Vieira retira Costa e Medina da lista de honra
Presidente do Benfica diz ter retirado todos os titulares
de cargos públicos do apoio à sua recandidatura à presidência do clube.
Luciano Alvarez
Luciano Alvarez
17 de Setembro de 2020, 13:47 actualizado a 17 de Setembro de 2020, 14:06
https://www.publico.pt/2020/09/17/politica/noticia/vieira-retira-costa-medina-lista-honra-1931904
Luís Filipe
Vieira retirou da sua comissão de honra à recandidatura a presidente do Benfica
todos os titulares de cargos públicos, entre os quais estavam o
primeiro-ministro António Costa e Fernando Medina, presidente da Câmara de
Lisboa .
Horas antes de o
primeiro-ministro se deslocar a Belém para a reunião semanal com o Presidente
da República, e depois de Marcelo Rebelo de Sousa ter anunciado que queria
ouvi-lo sobre a polémica do apoio a Vieira, o presidente do clube “encarnado”

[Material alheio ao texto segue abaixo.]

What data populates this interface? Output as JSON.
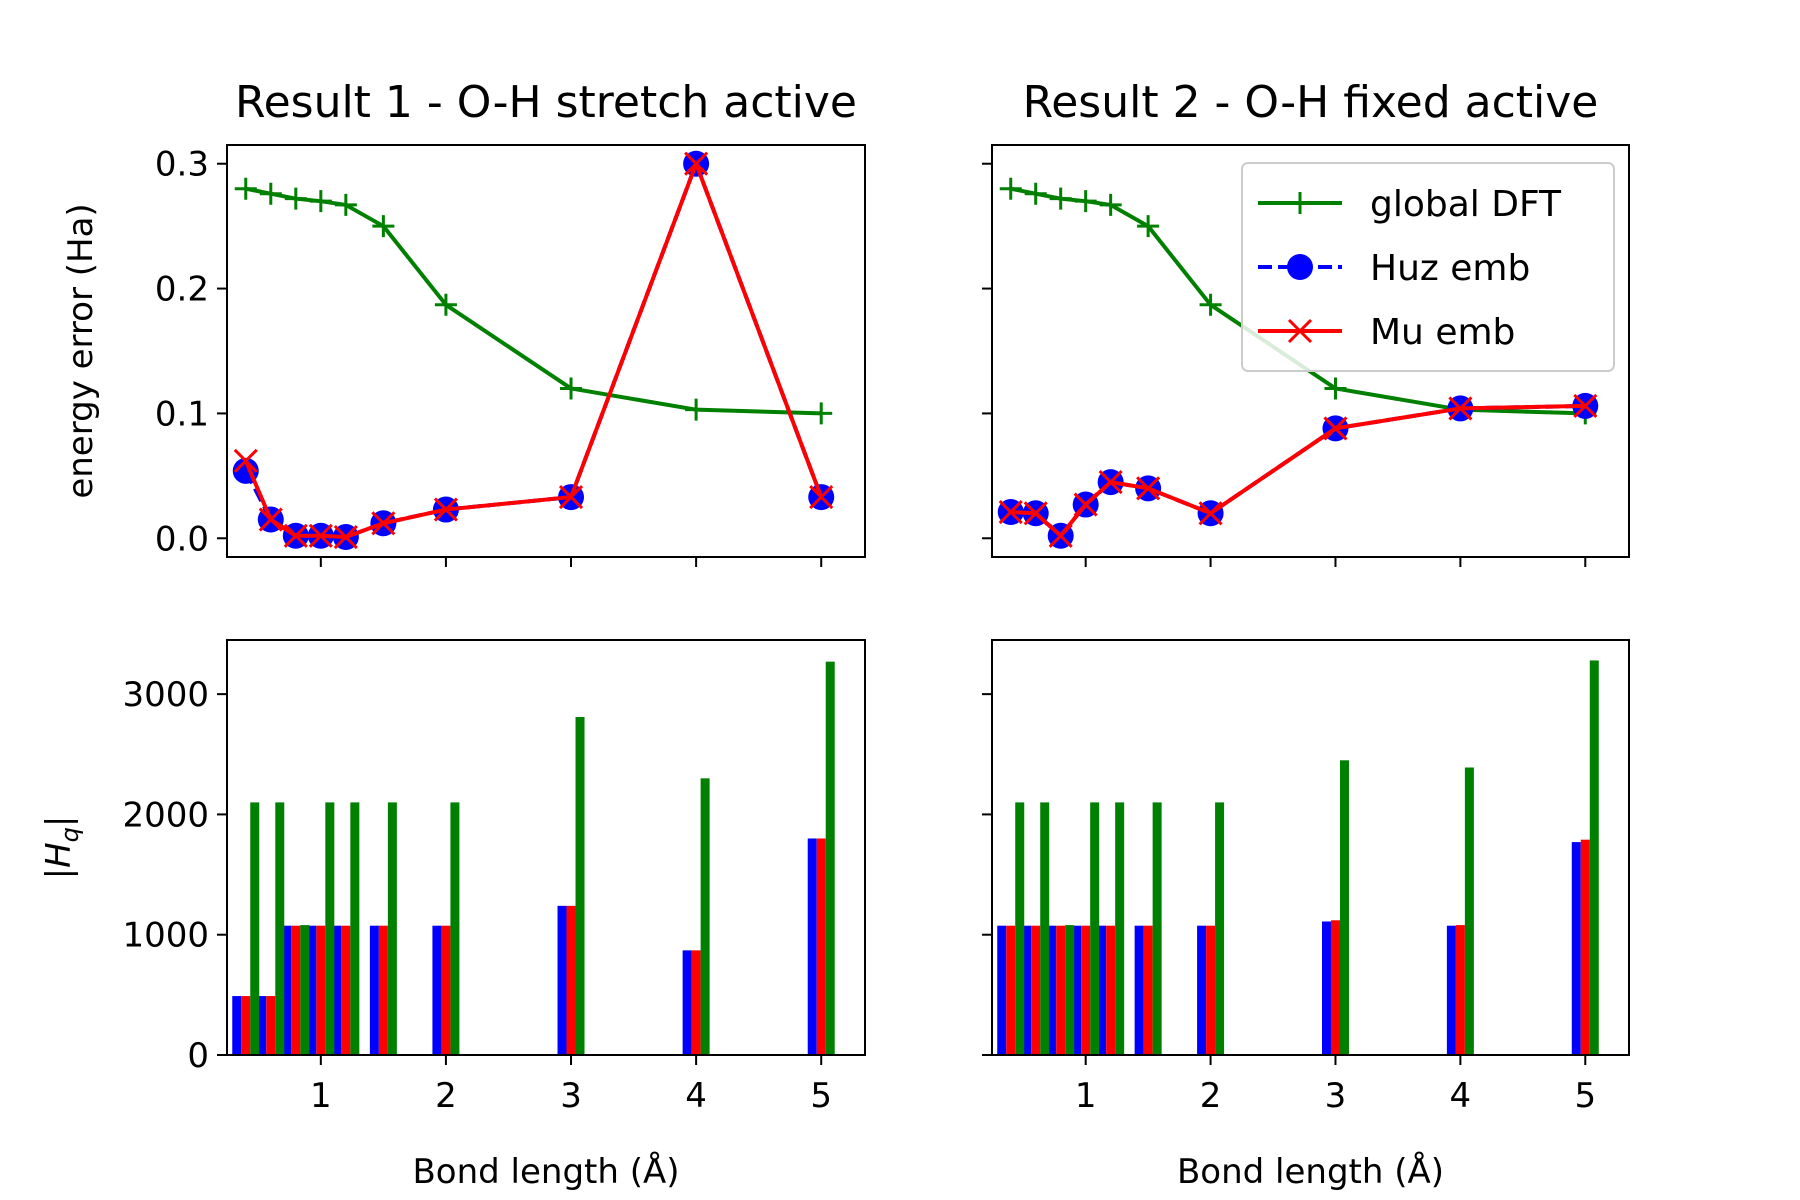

deu conta deste facto através de um comunicado.
“Depois de
assistir nos últimos dias a uma das campanhas mais hipócritas e demagógicas de
que tenho memória, entendo ter chegado o momento de reagir”, afirma Vieira logo
no início do comunicado.
Na nota tornada
pública, o presidente do Benfica diz que se vivem “tempos em que a justiça
passou a ser feita no Facebook, nas redes sociais e nos media”. Tempos,
acrescenta, “em que os juízes foram substituídos por jornalistas e
comentadores”. Profissionais que diz terem agido num “registo de excessos, sem
conhecimento dos factos, mas com a cumplicidade de quem os vai parcialmente
alimentando com o único objectivo de contaminar a percepção pública, vão
minando o espaço mediático”.
Tempos ainda,
refere, “em os jornais pré-anunciam condenações e em que líderes partidários e
políticos mais populistas, propositadamente, esquecem um dos princípios básicos
em que se assenta o nosso Estado de direito”.
“Tempos em que
falta seriedade e rigor. Tempos em que, quando a justiça finalmente chega, já
não há justiça. Tempos em que o bom-nome e a reputação das pessoas se perdem na
avalancha mediática que atropela qualquer presunção de inocência”, acrescenta.
O presidente do
Benfica diz também que “nos últimos quatro dias, António Costa, Fernando Medina
e muitos outros foram atacados de forma incompreensível e torpe. “Entenderam
dar-me [o apoio], como já o tinham feito em 2012 e 2016 sem que se tenha
assistido a qualquer tipo de alarido”, lembra, criticando a "percepção
pública que, de forma concertada, os media foram ‘construindo’, deturpando e
usando como catalisador de uma campanha populista de difamação”.
O presidente do
clube da Luz diz estar de “consciência tranquila” e garante: “Se for condenado,
no futuro, em algum dos processos de que nestes dias tanto se fala, serei o
primeiro a tomar a iniciativa, saindo pelo meu pé da presidência do Sport
Lisboa e Benfica”.
Acusa ainda “os
líderes partidários, e alguns dos políticos que mais se indignaram nestes dias”
de “estarem mais preocupados em combater a tendência de transformar em sentença
transitada a notícia de uma suspeita ou de uma acusação judicial”.
Vieira diz ser
seu dever “agradecer a todos os benfiquistas” que lhe manifestaram apoio, mas
acrescenta que não pode permitir “que instrumentalizem” o Benfica”. “Não posso
tolerar que este clima difamatório se prolongue, nem que seja aproveitado para
atacar de forma indevida o carácter e a seriedade de quem se limitou a
expressar-me, enquanto sócio, o seu apoio.”
Por fim, agradece
a todos a disponibilidade manifestada e conclui: “É triste que, 46 anos depois
do 25 de Abril, se tenha de censurar quem livremente decidiu manifestar-me o
seu apoio, mas o populismo e a demagogia dos dias de hoje obrigam-me a fazê-lo
de forma a terminar com uma polémica injustificada e profundamente hipócrita.”
Questionado sobre
a retirada do nome do líder do executivo socialista, o Governo não quis
comentar o assunto. No final do Conselho de Ministros desta quinta-feira, a
ministra de Estado e da Presidência, Mariana Vieira da Silva, respondeu aos
jornalistas que não tinha “qualquer comentário a fazer”.